Interesting link (the VicRoads one). I got distracted by the bicycle facility stuff; it’s interesting that it hasn’t been updated in 15 years, and actually codifies some terrible ideas. No wonder councils keep making bad infrastructure, in some cases it seems they’re required to.

As for the confusing intersection above, surely that isn’t conforming to any standard. Which really makes you wonder — how does a design like that actually get through a council process? Have you asked Maribyrnong Council about it?

The intersection of Flinders Lane and Spring St got the lights downgrade (from zebra crossing) a while back, and the light default was no pedestrian green. Very frustrating given it’s about 3m wide – people would just cross against the light (and presumably, Mr/Ms Police would book them for jaywalking instead of the red light runners).
I had a failed attempt to get Melbourne City Council to make a default pedestrian green, given volume at that location, and then success when I tried again almost a year later (it’s now default green at least 7-7, Monday to Friday).
Not sure why more lights can’t automatically include a default pedestrian phase, with the button press extending it for infirm, etc.

Another silly new signalled crossing is for the tiny laneway (Caledonian ln) for delivery trucks to Emporium. Default red for peds, and even while road traffic along Lonsdale gets a green, peds do not.

I have probably crossed at this very crossing. This crossing is so short that most people would probably just cross it without pressing the button and waiting for a green man. If I see that I can safely cross a street I usually don’t bother pressing the button and then waiting for a green man. This includes St. Kilda Rd. and Flinders St. if there are not too many cars as is often the case before 7 AM when I go to work. While I know that this is technically J walking I have never been stopped. This is probably a left over habit from crossing streets in the US for so many years. In the US crossing buttons are not nearly as common as they are here and nearly all of the ones that they do have over there don’t light up or beep to let the user know that they have activated the process to change the lights. Unlike in Australia pushing a US crossing button usually seems to have no effect on how fast the light changes.
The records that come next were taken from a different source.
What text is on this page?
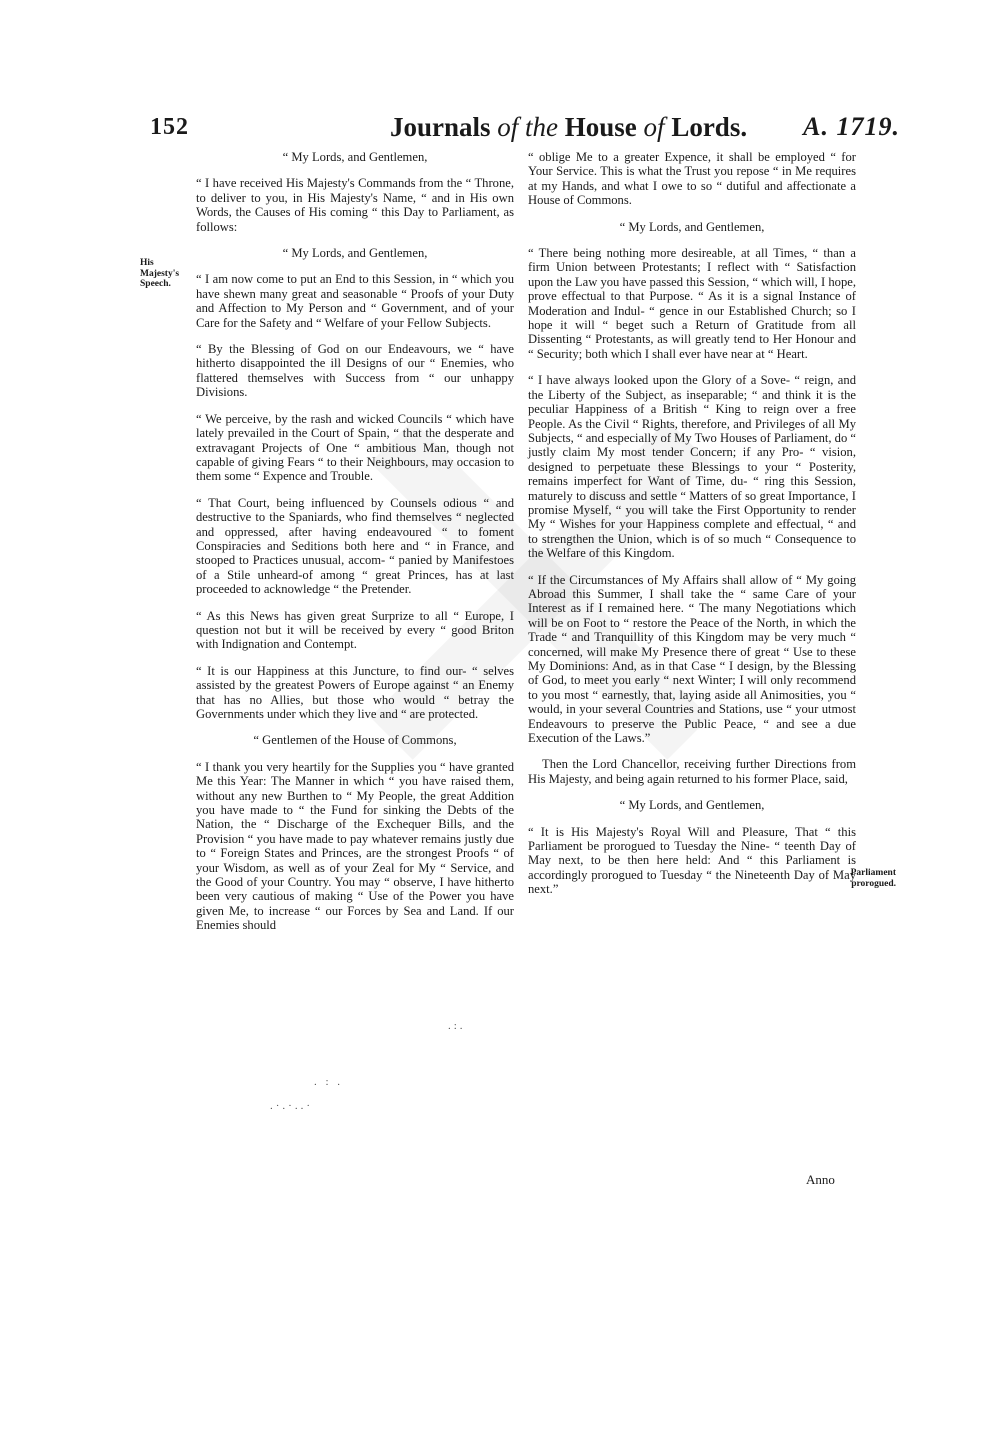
152	Journals of the House of Lords. A. 1719.
His Majesty's Speech.
Parliament prorogued.

“ My Lords, and Gentlemen,

“ I have received His Majesty's Commands from the “ Throne, to deliver to you, in His Majesty's Name, “ and in His own Words, the Causes of His coming “ this Day to Parliament, as follows:

“ My Lords, and Gentlemen,

“ I am now come to put an End to this Session, in “ which you have shewn many great and seasonable “ Proofs of your Duty and Affection to My Person and “ Government, and of your Care for the Safety and “ Welfare of your Fellow Subjects.

“ By the Blessing of God on our Endeavours, we “ have hitherto disappointed the ill Designs of our “ Enemies, who flattered themselves with Success from “ our unhappy Divisions.

“ We perceive, by the rash and wicked Councils “ which have lately prevailed in the Court of Spain, “ that the desperate and extravagant Projects of One “ ambitious Man, though not capable of giving Fears “ to their Neighbours, may occasion to them some “ Expence and Trouble.

“ That Court, being influenced by Counsels odious “ and destructive to the Spaniards, who find themselves “ neglected and oppressed, after having endeavoured “ to foment Conspiracies and Seditions both here and “ in France, and stooped to Practices unusual, accom- “ panied by Manifestoes of a Stile unheard-of among “ great Princes, has at last proceeded to acknowledge “ the Pretender.

“ As this News has given great Surprize to all “ Europe, I question not but it will be received by every “ good Briton with Indignation and Contempt.

“ It is our Happiness at this Juncture, to find our- “ selves assisted by the greatest Powers of Europe against “ an Enemy that has no Allies, but those who would “ betray the Governments under which they live and “ are protected.

“ Gentlemen of the House of Commons,

“ I thank you very heartily for the Supplies you “ have granted Me this Year: The Manner in which “ you have raised them, without any new Burthen to “ My People, the great Addition you have made to “ the Fund for sinking the Debts of the Nation, the “ Discharge of the Exchequer Bills, and the Provision “ you have made to pay whatever remains justly due to “ Foreign States and Princes, are the strongest Proofs “ of your Wisdom, as well as of your Zeal for My “ Service, and the Good of your Country. You may “ observe, I have hitherto been very cautious of making “ Use of the Power you have given Me, to increase “ our Forces by Sea and Land. If our Enemies should

“ oblige Me to a greater Expence, it shall be employed “ for Your Service. This is what the Trust you repose “ in Me requires at my Hands, and what I owe to so “ dutiful and affectionate a House of Commons.

“ My Lords, and Gentlemen,

“ There being nothing more desireable, at all Times, “ than a firm Union between Protestants; I reflect with “ Satisfaction upon the Law you have passed this Session, “ which will, I hope, prove effectual to that Purpose. “ As it is a signal Instance of Moderation and Indul- “ gence in our Established Church; so I hope it will “ beget such a Return of Gratitude from all Dissenting “ Protestants, as will greatly tend to Her Honour and “ Security; both which I shall ever have near at “ Heart.

“ I have always looked upon the Glory of a Sove- “ reign, and the Liberty of the Subject, as inseparable; “ and think it is the peculiar Happiness of a British “ King to reign over a free People. As the Civil “ Rights, therefore, and Privileges of all My Subjects, “ and especially of My Two Houses of Parliament, do “ justly claim My most tender Concern; if any Pro- “ vision, designed to perpetuate these Blessings to your “ Posterity, remains imperfect for Want of Time, du- “ ring this Session, maturely to discuss and settle “ Matters of so great Importance, I promise Myself, “ you will take the First Opportunity to render My “ Wishes for your Happiness complete and effectual, “ and to strengthen the Union, which is of so much “ Consequence to the Welfare of this Kingdom.

“ If the Circumstances of My Affairs shall allow of “ My going Abroad this Summer, I shall take the “ same Care of your Interest as if I remained here. “ The many Negotiations which will be on Foot to “ restore the Peace of the North, in which the Trade “ and Tranquillity of this Kingdom may be very much “ concerned, will make My Presence there of great “ Use to these My Dominions: And, as in that Case “ I design, by the Blessing of God, to meet you early “ next Winter; I will only recommend to you most “ earnestly, that, laying aside all Animosities, you “ would, in your several Countries and Stations, use “ your utmost Endeavours to preserve the Public Peace, “ and see a due Execution of the Laws.”

Then the Lord Chancellor, receiving further Directions from His Majesty, and being again returned to his former Place, said,

“ My Lords, and Gentlemen,

“ It is His Majesty's Royal Will and Pleasure, That “ this Parliament be prorogued to Tuesday the Nine- “ teenth Day of May next, to be then here held: And “ this Parliament is accordingly prorogued to Tuesday “ the Nineteenth Day of May next.”

Anno
.:.
. : .
.·.·..·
Here’s another ridiculous example at Kew Junction (which is full of all sorts of ridiculous traffic signals, like the useless bus lane).,145.028583,3a,75y,59.88h,69.49t/data=!3m4!1e1!3m2!1slaJ0l2DgF5muHuqdwy6iig!2e0

While the lines painted on the road and signals give the impression that pedestrians should press the button and wait for the green man, in the streetview link above you can see a sign on the left with “Give way to pedestrians”. So who gives way to who then?

I’ve been in situations where motorists will sit there giving way to pedestrians, whom will refuse to cross until they get their green man or else they’d be jay-walking. So everyone sits there confused until the lights change.

Hi Simon Russsell its possible the more recently introduced AustRoads Guide to Road Design Part 6a (Pedestrian and Cyclist Paths) and the VicRoads Supplement have covered off on some of the cyclist issues in more detail/more appropriately.